Из зала послышались взволнованные выкрики. Присутствующие, затаив дыхание ловившие каждое слово обвиняемого, не могли больше сдерживать свои эмоции. Чтобы восстановить тишину, председателю пришлось позвонить в колокольчик, напоминая публике об уважении к суду.
– Я думаю, – заявил он, – господа присяжные сумеют отличить правду от вымысла. Пока я вынужден констатировать, что подсудимый не смог еще дать ни одного убедительного ответа на мои вопросы.

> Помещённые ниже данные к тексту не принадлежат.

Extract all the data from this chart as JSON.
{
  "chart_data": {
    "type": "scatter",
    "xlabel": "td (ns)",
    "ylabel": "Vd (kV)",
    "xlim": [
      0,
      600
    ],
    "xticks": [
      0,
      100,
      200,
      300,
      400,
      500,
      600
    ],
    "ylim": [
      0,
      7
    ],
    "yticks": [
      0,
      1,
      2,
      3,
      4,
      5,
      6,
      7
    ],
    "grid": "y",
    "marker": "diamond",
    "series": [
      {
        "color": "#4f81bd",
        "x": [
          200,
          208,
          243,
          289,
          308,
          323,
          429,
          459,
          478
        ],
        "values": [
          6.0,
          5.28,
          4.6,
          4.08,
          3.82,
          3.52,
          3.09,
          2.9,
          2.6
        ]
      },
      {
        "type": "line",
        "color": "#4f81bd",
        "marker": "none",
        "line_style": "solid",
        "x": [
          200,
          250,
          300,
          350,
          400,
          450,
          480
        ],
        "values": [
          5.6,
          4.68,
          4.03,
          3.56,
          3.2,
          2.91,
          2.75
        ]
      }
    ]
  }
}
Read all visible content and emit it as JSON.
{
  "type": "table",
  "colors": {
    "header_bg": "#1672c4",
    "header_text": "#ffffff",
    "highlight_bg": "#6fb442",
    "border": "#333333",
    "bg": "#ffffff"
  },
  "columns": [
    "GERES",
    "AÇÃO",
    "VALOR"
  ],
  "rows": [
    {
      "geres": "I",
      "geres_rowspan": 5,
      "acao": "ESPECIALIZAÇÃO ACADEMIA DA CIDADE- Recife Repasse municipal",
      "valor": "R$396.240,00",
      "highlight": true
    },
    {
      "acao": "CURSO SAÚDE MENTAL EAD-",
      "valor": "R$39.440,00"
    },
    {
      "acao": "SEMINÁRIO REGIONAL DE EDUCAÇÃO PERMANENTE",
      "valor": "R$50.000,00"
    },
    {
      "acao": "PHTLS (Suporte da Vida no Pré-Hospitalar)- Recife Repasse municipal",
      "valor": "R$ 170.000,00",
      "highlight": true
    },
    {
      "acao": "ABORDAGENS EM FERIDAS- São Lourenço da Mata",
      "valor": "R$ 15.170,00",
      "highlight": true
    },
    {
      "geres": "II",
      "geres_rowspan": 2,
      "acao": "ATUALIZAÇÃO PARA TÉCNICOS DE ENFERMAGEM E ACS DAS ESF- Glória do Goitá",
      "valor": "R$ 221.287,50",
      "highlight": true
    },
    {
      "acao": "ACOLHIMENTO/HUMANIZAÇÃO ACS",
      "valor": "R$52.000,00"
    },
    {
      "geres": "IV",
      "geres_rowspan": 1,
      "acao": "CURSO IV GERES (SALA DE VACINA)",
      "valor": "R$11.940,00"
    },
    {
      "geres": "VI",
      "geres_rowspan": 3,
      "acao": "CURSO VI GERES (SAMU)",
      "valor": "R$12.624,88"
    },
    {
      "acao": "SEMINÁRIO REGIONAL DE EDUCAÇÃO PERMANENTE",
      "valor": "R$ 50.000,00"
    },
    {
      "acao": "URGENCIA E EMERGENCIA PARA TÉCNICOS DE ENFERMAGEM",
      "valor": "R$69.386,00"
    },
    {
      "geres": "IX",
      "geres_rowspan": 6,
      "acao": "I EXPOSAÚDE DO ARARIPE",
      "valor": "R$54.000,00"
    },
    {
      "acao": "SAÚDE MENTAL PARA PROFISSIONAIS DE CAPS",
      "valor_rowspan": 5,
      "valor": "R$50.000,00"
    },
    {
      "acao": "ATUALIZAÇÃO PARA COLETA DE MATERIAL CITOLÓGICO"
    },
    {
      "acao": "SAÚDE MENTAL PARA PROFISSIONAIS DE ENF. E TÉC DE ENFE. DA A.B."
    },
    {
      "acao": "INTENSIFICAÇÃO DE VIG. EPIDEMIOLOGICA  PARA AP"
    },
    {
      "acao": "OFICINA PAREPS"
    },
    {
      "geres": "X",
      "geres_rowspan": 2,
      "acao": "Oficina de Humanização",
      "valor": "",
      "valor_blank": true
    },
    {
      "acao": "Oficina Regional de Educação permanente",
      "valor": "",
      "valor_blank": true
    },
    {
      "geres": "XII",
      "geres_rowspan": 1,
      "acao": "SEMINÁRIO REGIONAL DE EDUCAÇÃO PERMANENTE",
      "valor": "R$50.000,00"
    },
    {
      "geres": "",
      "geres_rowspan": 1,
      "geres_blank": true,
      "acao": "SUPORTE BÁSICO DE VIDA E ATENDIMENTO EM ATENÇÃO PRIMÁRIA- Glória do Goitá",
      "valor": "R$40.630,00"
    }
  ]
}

Он снова обратился к Ромберу:
– Можем ли мы хотя бы узнать, какие указания вы, как любящий отец, давали своему сыну? Как вы советовали ему поступить?
Подсудимый помолчал, стараясь взять себя в руки, и ответил уже более спокойно:
– Высокий суд, прошу вас понять, что я не мог заставить себя выдать сына полиции. Позор, который его ожидал, хуже смерти. Что я ему мог посоветовать? Только одно – исчезнуть навсегда.
– Так значит, – приподнялся со своего кресла судья, – вы толкали его на самоубийство?
– Да нет же! – воскликнул Этьен Ромбер. – Я хотел, чтобы он исчез, покинул эту страну и скрылся там, где никто бы его не знал.
Председатель многозначительно посмотрел на присяжных и сделал вид, что углубился в бумаги, давая время присутствующим как следует осознать последние слова обвиняемого. Некоторое время он молча перелистывал страницы дела, потом спросил, не поднимая головы:
– Так значит, смерть вашего сына явилась для вас неожиданностью?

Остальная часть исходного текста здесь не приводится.